Two other reports^{32}^{,}^{33} also compared artificial neural networks with logistic regression for creating predictive diabetes models. In the first, models created using artificial neural networks on data from 8,640 rural Chinese adults (760 of them with diabetes) produced better results (AUC = 89.1% ± 1.5%) than models created using logistic regression (AUC = 74.4% ± 2.1%). In the second, a radial basis function artificial neural network that was applied to data from 200 people (100 cases with diabetes and 100 with pre-diabetes) at 17 rural healthcare centers in the municipality of Kermanshah, Iran, showed better results than logistic regression and discriminant analysis, for identifying those with diabetes. Another study^{34} comparing diabetes models created using data from 2,955 women and 2,915 men in the Korean Health and Genome Epidemiology Study (KHGES) showed similar results from logistic regression and naïve Bayes, although naïve Bayes showed better results with unbalanced datasets. Finally, another study^{35} used data from 6,647 participants (with 729 positive cases) in the Tehran Lipid and Glucose Study (TLGS) and created models with decision trees reaching 31.1% sensitivity and 97.9% specificity (balanced accuracy was around 64.5%),^{36} for detecting increased blood glucose levels.

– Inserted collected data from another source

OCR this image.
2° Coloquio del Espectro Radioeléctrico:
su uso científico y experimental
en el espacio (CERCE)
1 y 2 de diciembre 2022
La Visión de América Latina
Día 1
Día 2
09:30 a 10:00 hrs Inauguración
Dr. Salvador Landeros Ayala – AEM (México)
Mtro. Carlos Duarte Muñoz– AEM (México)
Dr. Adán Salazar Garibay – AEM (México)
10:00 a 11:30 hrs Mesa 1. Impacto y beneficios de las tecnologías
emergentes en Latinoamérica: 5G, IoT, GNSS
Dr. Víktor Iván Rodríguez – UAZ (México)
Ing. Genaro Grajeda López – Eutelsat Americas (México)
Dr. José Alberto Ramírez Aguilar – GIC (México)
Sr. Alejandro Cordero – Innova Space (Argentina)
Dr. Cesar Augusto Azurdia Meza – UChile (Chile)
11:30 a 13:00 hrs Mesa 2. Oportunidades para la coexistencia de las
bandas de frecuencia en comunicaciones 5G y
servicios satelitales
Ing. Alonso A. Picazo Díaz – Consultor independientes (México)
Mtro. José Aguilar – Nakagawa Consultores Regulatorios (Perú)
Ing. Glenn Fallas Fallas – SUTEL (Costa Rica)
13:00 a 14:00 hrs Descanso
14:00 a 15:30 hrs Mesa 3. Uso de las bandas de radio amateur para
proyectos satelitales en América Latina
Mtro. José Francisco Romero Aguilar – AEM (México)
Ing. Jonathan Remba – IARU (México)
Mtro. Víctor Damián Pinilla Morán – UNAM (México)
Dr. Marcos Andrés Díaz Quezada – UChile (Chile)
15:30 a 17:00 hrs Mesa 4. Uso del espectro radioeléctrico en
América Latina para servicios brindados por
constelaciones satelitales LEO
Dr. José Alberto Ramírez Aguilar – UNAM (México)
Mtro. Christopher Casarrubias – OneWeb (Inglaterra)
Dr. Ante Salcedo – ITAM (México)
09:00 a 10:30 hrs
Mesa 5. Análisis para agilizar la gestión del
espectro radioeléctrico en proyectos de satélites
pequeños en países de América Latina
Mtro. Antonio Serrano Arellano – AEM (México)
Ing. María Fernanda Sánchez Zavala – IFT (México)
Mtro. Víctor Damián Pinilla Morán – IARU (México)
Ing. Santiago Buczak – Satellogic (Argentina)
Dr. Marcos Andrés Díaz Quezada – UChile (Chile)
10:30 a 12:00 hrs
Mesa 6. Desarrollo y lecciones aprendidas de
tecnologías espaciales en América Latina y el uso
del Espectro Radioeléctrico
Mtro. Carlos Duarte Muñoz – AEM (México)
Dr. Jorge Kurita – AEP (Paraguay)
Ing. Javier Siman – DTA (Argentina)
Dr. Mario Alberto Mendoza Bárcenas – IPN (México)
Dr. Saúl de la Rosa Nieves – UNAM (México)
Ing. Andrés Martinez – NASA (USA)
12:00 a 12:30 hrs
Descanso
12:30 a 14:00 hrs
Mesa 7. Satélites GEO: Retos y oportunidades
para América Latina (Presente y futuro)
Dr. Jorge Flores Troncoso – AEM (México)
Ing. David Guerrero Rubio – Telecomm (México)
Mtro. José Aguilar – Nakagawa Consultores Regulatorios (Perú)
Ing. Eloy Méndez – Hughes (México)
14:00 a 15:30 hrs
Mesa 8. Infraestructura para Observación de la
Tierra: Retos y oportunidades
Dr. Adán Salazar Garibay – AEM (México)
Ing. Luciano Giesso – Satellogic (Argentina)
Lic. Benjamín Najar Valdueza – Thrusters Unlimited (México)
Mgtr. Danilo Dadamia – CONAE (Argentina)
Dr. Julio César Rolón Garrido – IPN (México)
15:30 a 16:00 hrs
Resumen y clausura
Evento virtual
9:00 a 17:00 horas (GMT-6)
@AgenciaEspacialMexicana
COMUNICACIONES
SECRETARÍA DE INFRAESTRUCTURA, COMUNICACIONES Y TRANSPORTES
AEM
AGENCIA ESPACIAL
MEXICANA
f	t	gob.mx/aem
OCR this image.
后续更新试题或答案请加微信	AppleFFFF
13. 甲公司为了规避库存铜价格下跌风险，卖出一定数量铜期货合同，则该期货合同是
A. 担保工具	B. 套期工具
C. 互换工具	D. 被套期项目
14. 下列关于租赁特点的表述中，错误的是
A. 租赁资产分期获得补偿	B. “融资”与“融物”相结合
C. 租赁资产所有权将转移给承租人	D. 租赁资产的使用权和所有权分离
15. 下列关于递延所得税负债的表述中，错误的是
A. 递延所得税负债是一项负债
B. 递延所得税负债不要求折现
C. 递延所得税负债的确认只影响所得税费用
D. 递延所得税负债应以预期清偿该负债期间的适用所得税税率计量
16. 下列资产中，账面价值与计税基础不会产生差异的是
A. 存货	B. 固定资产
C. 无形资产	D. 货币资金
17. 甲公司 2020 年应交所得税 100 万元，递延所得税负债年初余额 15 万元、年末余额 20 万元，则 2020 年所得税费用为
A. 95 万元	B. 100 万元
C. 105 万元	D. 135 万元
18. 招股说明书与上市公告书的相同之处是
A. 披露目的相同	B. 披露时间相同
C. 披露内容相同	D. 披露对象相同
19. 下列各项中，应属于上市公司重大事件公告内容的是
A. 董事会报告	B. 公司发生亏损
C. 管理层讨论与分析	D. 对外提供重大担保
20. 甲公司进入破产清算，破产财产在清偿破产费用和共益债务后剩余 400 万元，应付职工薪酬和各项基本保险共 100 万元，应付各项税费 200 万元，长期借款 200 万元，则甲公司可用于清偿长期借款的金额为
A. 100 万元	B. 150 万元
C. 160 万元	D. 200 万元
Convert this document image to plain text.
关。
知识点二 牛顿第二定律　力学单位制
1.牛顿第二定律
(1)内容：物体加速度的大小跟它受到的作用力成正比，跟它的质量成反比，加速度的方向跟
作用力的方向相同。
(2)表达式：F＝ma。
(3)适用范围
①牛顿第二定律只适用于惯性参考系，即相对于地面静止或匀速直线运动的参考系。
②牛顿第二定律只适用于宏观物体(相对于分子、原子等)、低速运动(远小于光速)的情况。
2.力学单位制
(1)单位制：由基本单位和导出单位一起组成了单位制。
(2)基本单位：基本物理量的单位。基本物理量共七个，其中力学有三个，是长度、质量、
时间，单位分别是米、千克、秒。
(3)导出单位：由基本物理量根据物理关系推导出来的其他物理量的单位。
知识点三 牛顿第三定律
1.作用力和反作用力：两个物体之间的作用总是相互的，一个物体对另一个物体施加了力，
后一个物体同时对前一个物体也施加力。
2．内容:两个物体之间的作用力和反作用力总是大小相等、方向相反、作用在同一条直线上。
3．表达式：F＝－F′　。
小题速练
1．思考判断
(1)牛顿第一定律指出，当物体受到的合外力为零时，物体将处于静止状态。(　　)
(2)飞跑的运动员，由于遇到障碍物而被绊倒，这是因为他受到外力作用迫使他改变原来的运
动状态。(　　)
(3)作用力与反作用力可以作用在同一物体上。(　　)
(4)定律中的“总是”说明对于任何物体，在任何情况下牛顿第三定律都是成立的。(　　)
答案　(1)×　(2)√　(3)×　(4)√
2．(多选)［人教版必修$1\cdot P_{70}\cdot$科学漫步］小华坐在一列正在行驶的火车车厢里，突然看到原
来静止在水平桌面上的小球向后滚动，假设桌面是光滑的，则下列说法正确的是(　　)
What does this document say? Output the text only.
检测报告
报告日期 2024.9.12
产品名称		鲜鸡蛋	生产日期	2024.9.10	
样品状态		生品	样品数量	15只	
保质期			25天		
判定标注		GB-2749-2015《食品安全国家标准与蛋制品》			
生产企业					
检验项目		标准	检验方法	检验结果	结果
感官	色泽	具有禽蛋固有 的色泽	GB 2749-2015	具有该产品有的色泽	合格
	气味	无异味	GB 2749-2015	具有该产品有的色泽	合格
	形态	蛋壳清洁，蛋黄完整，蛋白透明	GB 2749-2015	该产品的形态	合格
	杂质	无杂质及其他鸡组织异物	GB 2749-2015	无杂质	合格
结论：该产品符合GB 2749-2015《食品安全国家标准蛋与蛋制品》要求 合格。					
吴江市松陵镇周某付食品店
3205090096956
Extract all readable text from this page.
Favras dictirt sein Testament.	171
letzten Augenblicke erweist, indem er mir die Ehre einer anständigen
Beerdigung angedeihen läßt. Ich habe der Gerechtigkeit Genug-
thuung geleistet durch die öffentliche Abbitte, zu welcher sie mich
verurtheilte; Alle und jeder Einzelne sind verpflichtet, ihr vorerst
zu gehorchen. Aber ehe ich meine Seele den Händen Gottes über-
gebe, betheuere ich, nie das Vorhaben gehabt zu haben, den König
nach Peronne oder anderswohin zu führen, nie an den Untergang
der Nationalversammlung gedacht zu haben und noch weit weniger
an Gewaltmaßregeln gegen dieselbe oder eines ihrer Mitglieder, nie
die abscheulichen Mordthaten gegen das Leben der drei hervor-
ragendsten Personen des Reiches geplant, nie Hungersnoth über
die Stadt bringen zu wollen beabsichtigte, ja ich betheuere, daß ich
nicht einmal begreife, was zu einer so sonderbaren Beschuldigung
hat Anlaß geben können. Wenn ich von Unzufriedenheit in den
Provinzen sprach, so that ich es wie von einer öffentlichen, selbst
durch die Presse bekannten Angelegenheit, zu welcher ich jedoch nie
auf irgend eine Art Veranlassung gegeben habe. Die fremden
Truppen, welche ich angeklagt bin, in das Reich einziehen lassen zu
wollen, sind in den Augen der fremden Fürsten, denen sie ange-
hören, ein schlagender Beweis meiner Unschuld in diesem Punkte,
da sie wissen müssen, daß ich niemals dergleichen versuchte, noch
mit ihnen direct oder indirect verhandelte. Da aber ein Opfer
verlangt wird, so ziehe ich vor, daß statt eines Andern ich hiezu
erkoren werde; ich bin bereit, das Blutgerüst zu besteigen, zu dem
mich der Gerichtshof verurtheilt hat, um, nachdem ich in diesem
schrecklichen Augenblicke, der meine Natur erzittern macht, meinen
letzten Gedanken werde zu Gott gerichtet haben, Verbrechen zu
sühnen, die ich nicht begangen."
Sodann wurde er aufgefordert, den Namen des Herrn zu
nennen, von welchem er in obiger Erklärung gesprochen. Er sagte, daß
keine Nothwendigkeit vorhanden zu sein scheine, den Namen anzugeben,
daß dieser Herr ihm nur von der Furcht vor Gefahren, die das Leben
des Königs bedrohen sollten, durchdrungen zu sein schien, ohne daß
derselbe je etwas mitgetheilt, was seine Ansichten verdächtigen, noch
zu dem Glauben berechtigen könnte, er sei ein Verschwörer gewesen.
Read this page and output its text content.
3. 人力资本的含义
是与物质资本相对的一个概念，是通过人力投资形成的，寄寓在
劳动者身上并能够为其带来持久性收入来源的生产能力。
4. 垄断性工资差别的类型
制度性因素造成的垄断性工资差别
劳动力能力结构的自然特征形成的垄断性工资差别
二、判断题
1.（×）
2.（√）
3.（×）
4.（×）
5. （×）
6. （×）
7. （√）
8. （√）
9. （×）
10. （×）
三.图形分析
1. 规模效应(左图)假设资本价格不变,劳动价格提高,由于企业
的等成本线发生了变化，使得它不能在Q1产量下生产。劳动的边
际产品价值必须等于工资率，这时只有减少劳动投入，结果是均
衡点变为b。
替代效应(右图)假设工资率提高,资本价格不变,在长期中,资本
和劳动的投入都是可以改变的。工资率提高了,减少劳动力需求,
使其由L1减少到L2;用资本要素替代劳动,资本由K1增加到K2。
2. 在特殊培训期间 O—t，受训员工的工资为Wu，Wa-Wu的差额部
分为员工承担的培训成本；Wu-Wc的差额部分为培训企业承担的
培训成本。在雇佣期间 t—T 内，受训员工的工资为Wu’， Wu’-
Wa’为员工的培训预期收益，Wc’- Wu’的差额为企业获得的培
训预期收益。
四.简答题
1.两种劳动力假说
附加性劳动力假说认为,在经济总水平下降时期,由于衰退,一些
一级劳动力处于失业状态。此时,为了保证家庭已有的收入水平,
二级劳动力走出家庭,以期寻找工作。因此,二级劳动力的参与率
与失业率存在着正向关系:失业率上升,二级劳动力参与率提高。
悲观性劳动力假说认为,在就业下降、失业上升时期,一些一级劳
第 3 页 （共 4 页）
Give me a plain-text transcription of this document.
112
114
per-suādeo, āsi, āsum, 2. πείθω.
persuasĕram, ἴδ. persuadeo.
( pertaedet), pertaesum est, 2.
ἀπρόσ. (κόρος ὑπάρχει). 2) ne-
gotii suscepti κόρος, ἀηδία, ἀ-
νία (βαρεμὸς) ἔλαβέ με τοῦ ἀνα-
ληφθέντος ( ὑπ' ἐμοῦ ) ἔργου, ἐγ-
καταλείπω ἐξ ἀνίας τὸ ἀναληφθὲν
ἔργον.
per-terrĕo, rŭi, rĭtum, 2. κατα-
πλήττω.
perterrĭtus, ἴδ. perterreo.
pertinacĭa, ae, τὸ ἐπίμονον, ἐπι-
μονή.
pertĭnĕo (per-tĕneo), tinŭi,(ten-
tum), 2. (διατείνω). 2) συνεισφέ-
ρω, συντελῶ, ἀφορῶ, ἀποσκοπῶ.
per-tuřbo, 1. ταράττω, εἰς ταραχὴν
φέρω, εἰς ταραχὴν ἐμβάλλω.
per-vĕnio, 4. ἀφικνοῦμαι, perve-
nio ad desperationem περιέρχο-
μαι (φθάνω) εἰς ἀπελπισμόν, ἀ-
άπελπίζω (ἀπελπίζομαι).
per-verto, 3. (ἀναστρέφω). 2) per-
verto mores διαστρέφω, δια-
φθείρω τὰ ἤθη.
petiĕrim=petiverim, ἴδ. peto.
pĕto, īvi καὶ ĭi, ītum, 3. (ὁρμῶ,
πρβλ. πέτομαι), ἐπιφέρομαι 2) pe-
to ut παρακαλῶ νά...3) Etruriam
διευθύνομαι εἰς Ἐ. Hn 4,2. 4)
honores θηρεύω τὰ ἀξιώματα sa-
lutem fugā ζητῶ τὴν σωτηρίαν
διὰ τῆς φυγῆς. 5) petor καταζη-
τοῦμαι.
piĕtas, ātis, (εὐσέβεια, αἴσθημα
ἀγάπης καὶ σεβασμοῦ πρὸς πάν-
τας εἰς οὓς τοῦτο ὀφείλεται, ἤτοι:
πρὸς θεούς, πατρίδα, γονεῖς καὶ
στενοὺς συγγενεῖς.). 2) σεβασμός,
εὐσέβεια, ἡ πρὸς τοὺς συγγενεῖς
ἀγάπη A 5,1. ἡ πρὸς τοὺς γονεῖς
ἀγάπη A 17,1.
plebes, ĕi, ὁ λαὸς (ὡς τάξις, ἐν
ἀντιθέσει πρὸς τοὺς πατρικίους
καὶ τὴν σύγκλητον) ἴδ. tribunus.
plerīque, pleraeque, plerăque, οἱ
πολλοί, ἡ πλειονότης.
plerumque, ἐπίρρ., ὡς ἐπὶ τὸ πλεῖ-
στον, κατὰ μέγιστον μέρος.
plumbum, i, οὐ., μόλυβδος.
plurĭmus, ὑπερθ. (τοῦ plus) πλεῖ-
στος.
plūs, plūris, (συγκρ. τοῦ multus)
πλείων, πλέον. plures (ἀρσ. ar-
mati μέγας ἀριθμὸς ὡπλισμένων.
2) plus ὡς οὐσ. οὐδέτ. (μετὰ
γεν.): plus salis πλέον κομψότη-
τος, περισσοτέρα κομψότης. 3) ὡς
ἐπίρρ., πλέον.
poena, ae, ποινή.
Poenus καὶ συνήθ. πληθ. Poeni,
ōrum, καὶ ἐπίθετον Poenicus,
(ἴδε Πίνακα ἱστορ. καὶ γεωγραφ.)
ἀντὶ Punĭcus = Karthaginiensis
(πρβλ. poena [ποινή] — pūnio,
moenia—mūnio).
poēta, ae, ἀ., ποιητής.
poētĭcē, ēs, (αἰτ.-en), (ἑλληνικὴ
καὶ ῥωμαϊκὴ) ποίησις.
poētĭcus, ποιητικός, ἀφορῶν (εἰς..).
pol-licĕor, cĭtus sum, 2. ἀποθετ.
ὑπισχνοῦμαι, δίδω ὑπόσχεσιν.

In summary, use of machine-learning techniques may prove to be a viable alternative for building predictive diabetes models, often with good results, but rarely with notably superior results, compared with the conventional statistical technique of logistic regression.

CONCLUSION

Comparison between different techniques showed that all of them produced quite similar results from the same dataset used, thus demonstrating the feasibility of detecting undiagnosed diabetes through easily-obtained clinical data. The predictive algorithm for identifying individuals at high risk of having undiagnosed diabetes - based only on self-reported information from participants in ELSA-Brasil, from which the highest AUC (0.74) was obtained when tested on a part of the sample that had not been used for its derivation - was a logistic regression equation. However, the machine-learning techniques of artificial neural network, naïve Bayes, k-nearest neighbor and random forest all produced AUCs that were similar or slightly smaller.